Sous nos applaudissements (Jouanno et l’ours)

Je n’étais pas là. Physiquement, j’étais ailleurs tous ces derniers jours, et donc silencieux. Je rentre et découvre l’hallucinant propos tenu par Chantal Jouanno à propos de l’ours des Pyrénées. Vous le savez sans doute, la secrétaire d’État à l’Écologie a voulu faire plaisir aux braillards, aux Pyrénéens « de souche », dont nombre sont là depuis trente ans seulement, mais qui se croient pourtant les proprios de la grande montagne. Pauvres imbéciles. Je ne trouve pas d’autre mot dans mon vocabulaire. Imbéciles. Tartarins. Éternels personnages de la Comédie humaine, qui jamais ne mourront, je le sais bien.

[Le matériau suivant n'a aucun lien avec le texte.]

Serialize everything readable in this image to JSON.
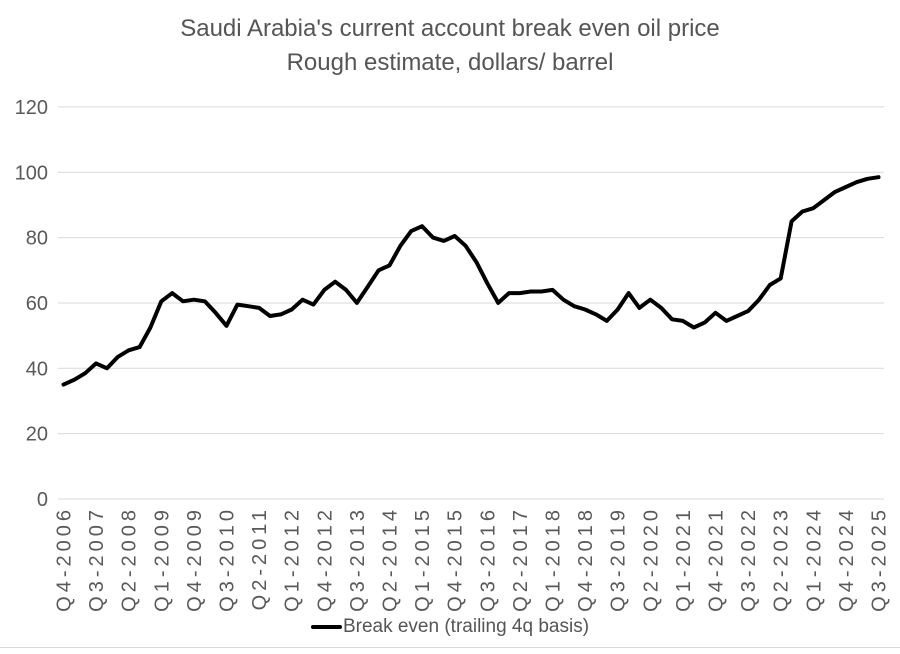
{
  "chart": {
    "title_line1": "Saudi Arabia's current account break even oil price",
    "title_line2": "Rough estimate, dollars/ barrel",
    "legend_label": "Break even (trailing 4q basis)",
    "colors": {
      "line": "#000000",
      "grid": "#d9d9d9",
      "axis_text": "#595959",
      "title_text": "#555555",
      "background": "#ffffff"
    }
  },
  "chart_data": {
    "type": "line",
    "title": "Saudi Arabia's current account break even oil price",
    "subtitle": "Rough estimate, dollars/ barrel",
    "xlabel": "",
    "ylabel": "",
    "ylim": [
      0,
      120
    ],
    "yticks": [
      0,
      20,
      40,
      60,
      80,
      100,
      120
    ],
    "grid": true,
    "legend_position": "bottom",
    "x_tick_interval": 3,
    "x": [
      "Q4-2006",
      "Q1-2007",
      "Q2-2007",
      "Q3-2007",
      "Q4-2007",
      "Q1-2008",
      "Q2-2008",
      "Q3-2008",
      "Q4-2008",
      "Q1-2009",
      "Q2-2009",
      "Q3-2009",
      "Q4-2009",
      "Q1-2010",
      "Q2-2010",
      "Q3-2010",
      "Q4-2010",
      "Q1-2011",
      "Q2-2011",
      "Q3-2011",
      "Q4-2011",
      "Q1-2012",
      "Q2-2012",
      "Q3-2012",
      "Q4-2012",
      "Q1-2013",
      "Q2-2013",
      "Q3-2013",
      "Q4-2013",
      "Q1-2014",
      "Q2-2014",
      "Q3-2014",
      "Q4-2014",
      "Q1-2015",
      "Q2-2015",
      "Q3-2015",
      "Q4-2015",
      "Q1-2016",
      "Q2-2016",
      "Q3-2016",
      "Q4-2016",
      "Q1-2017",
      "Q2-2017",
      "Q3-2017",
      "Q4-2017",
      "Q1-2018",
      "Q2-2018",
      "Q3-2018",
      "Q4-2018",
      "Q1-2019",
      "Q2-2019",
      "Q3-2019",
      "Q4-2019",
      "Q1-2020",
      "Q2-2020",
      "Q3-2020",
      "Q4-2020",
      "Q1-2021",
      "Q2-2021",
      "Q3-2021",
      "Q4-2021",
      "Q1-2022",
      "Q2-2022",
      "Q3-2022",
      "Q4-2022",
      "Q1-2023",
      "Q2-2023",
      "Q3-2023",
      "Q4-2023",
      "Q1-2024",
      "Q2-2024",
      "Q3-2024",
      "Q4-2024",
      "Q1-2025",
      "Q2-2025",
      "Q3-2025"
    ],
    "series": [
      {
        "name": "Break even (trailing 4q basis)",
        "values": [
          35,
          36.5,
          38.5,
          41.5,
          40,
          43.5,
          45.5,
          46.5,
          52.5,
          60.5,
          63,
          60.5,
          61,
          60.5,
          57,
          53,
          59.5,
          59,
          58.5,
          56,
          56.5,
          58,
          61,
          59.5,
          64,
          66.5,
          64,
          60,
          65,
          70,
          71.5,
          77.5,
          82,
          83.5,
          80,
          79,
          80.5,
          77.5,
          72.5,
          66,
          60,
          63,
          63,
          63.5,
          63.5,
          64,
          61,
          59,
          58,
          56.5,
          54.5,
          58,
          63,
          58.5,
          61,
          58.5,
          55,
          54.5,
          52.5,
          54,
          57,
          54.5,
          56,
          57.5,
          61,
          65.5,
          67.5,
          85,
          88,
          89,
          91.5,
          94,
          95.5,
          97,
          98,
          98.5
        ]
      }
    ]
  }
}
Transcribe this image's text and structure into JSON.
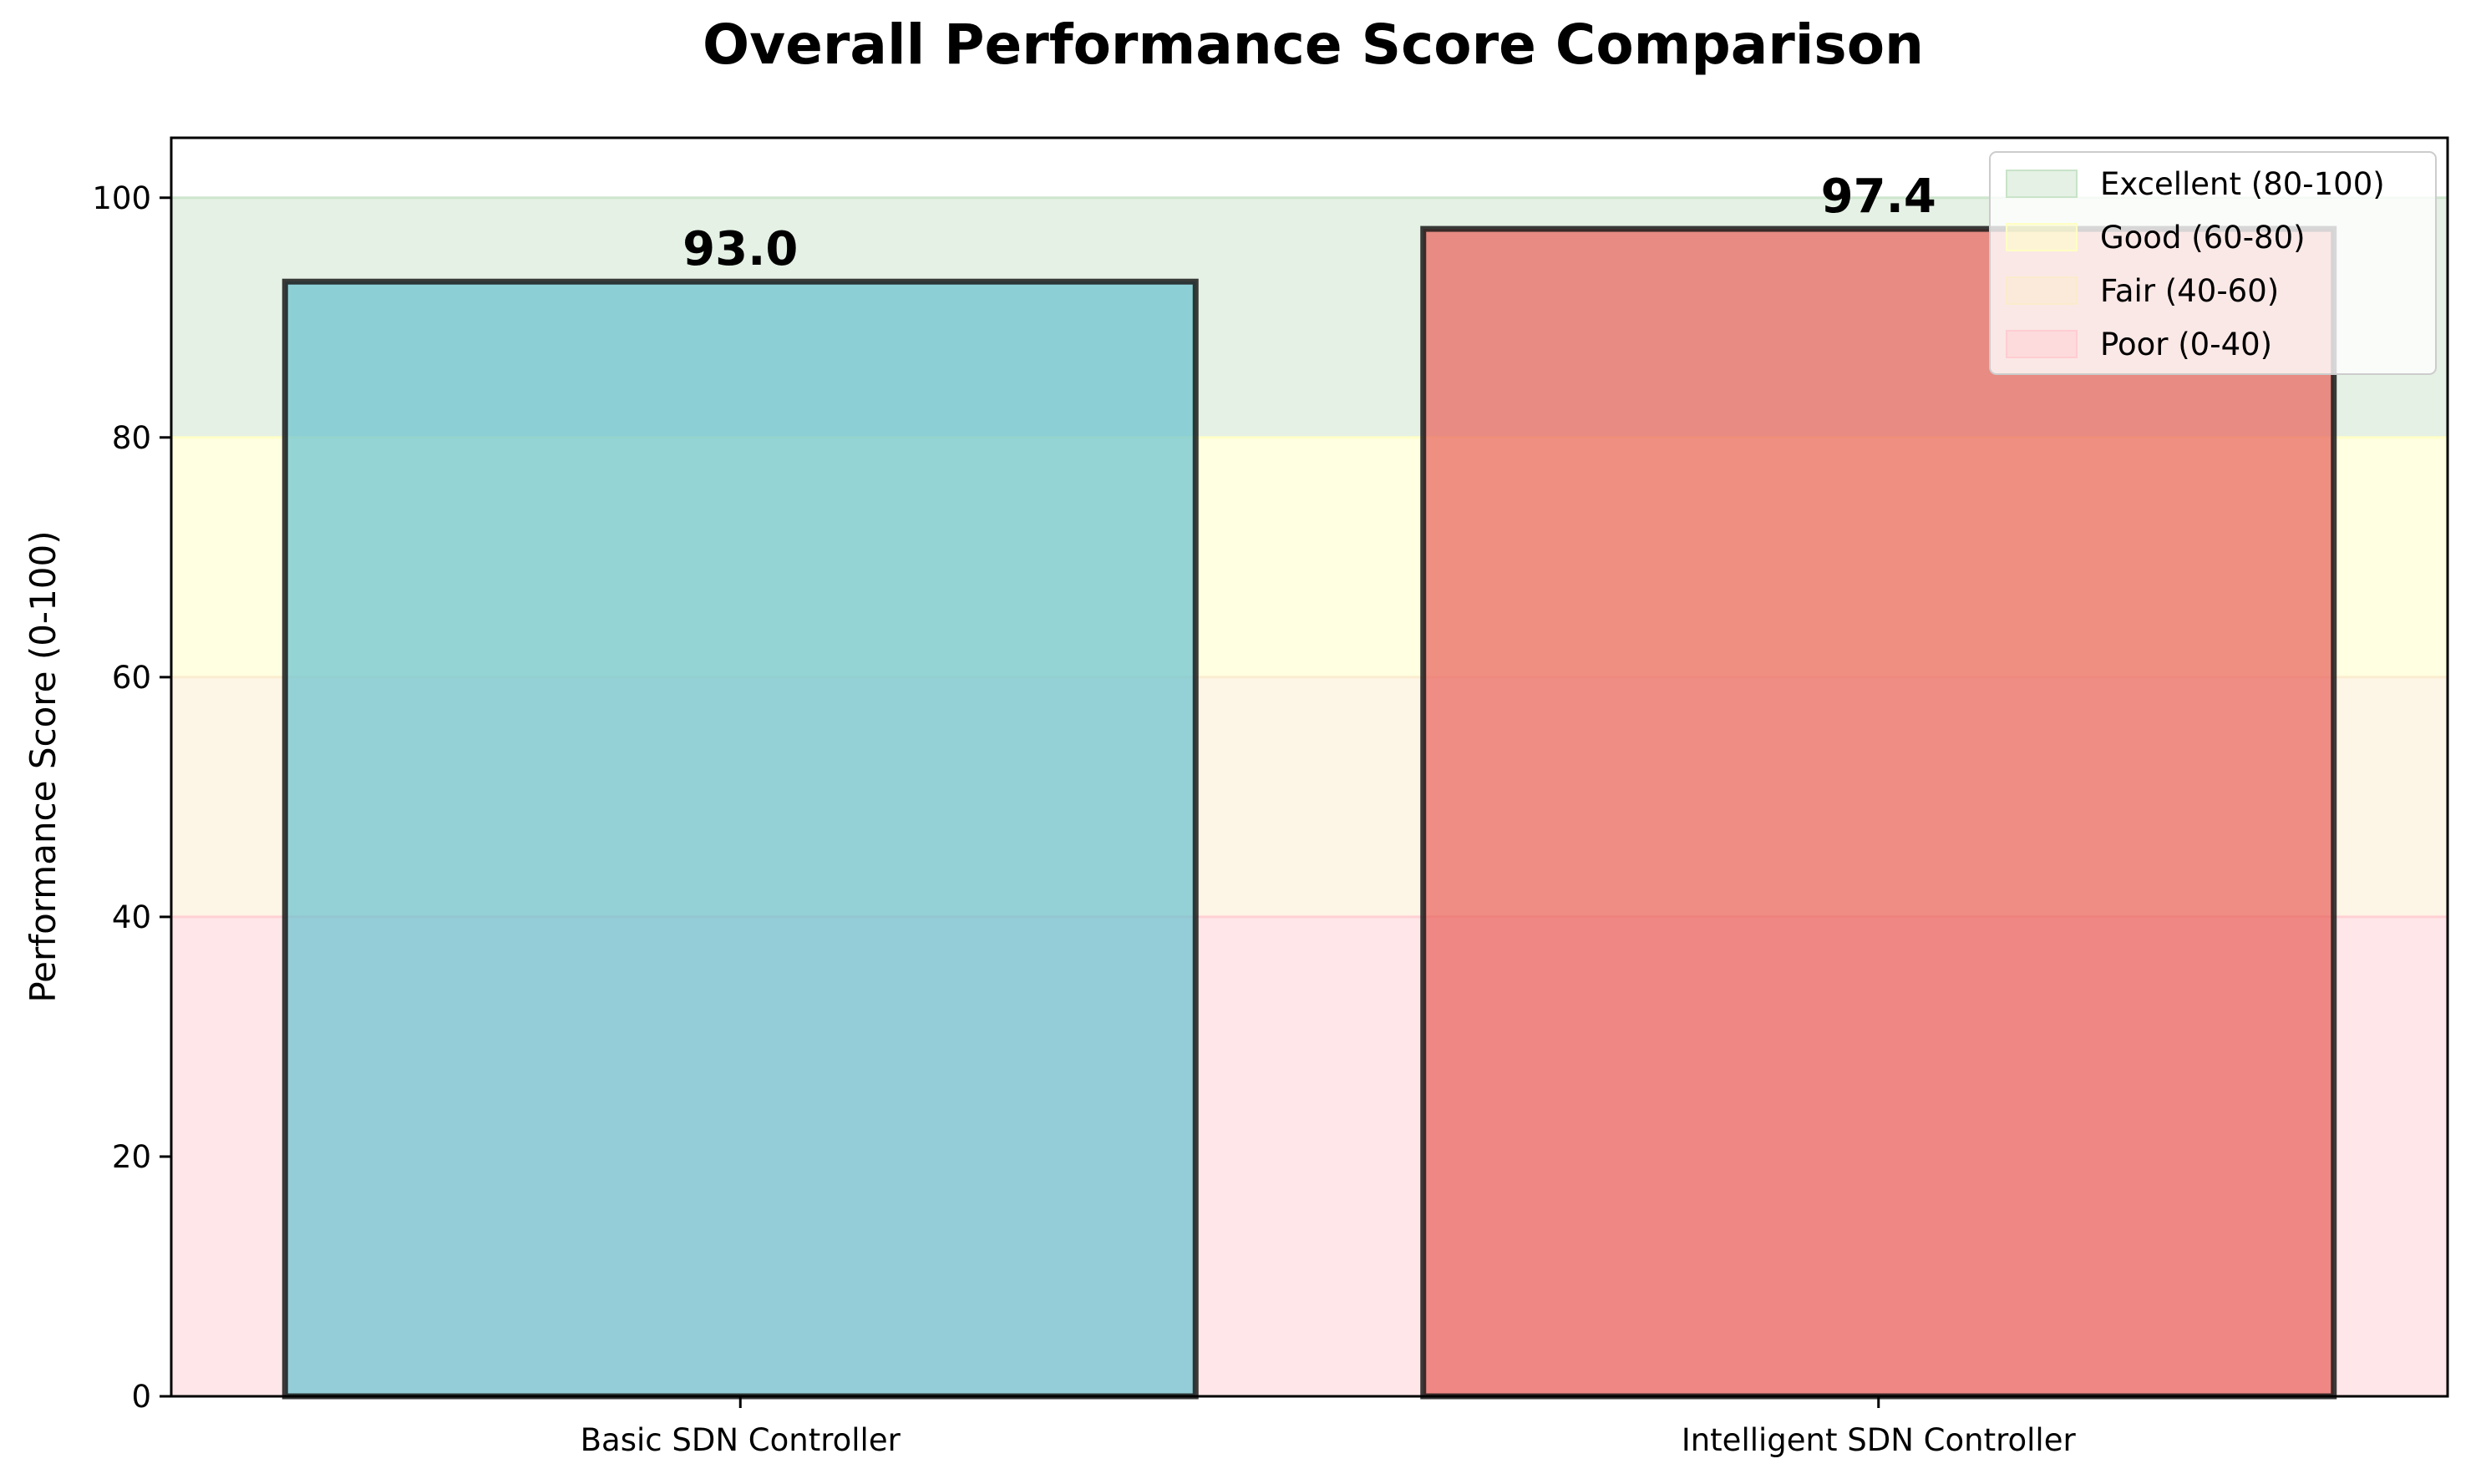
{
  "chart_data": {
    "type": "bar",
    "title": "Overall Performance Score Comparison",
    "xlabel": "",
    "ylabel": "Performance Score (0-100)",
    "ylim": [
      0,
      105
    ],
    "yticks": [
      0,
      20,
      40,
      60,
      80,
      100
    ],
    "categories": [
      "Basic SDN Controller",
      "Intelligent SDN Controller"
    ],
    "values": [
      93.0,
      97.4
    ],
    "value_labels": [
      "93.0",
      "97.4"
    ],
    "bar_colors": [
      "#66C2D0",
      "#E8605A"
    ],
    "bar_edge_color": "#1a1a1a",
    "bands": [
      {
        "label": "Excellent (80-100)",
        "from": 80,
        "to": 100,
        "color": "#C9E3C9"
      },
      {
        "label": "Good (60-80)",
        "from": 60,
        "to": 80,
        "color": "#FFFFC4"
      },
      {
        "label": "Fair (40-60)",
        "from": 40,
        "to": 60,
        "color": "#FBEBCD"
      },
      {
        "label": "Poor (0-40)",
        "from": 0,
        "to": 40,
        "color": "#FFCDD2"
      }
    ],
    "legend_position": "top-right",
    "grid": false
  }
}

Ils se sentent donc les maîtres, et sont venus à Toulouse à 200, pour impressionner la sous-ministre. 200 ! 200 ! Mais seraient-ils venus à cinq qu’ils auraient de toute façon obtenu satisfaction, car la messe était dite avant que de commencer. Fini de faire joujou. Fini les risettes aux écolos. Fini les trucages et manipulations du Grenelle de l’Environnement. L’heure est aux présidentielles de 2012, et aux câlins destinés au noyau dur de l’électorat espéré par Sarkozy. J’ai dit du bien de Chantal Jouanno une fois sur Planète sans visa, et je le regrette, car elle n’est bel et bien qu’une (minuscule) politicienne, aux ordres de son maître.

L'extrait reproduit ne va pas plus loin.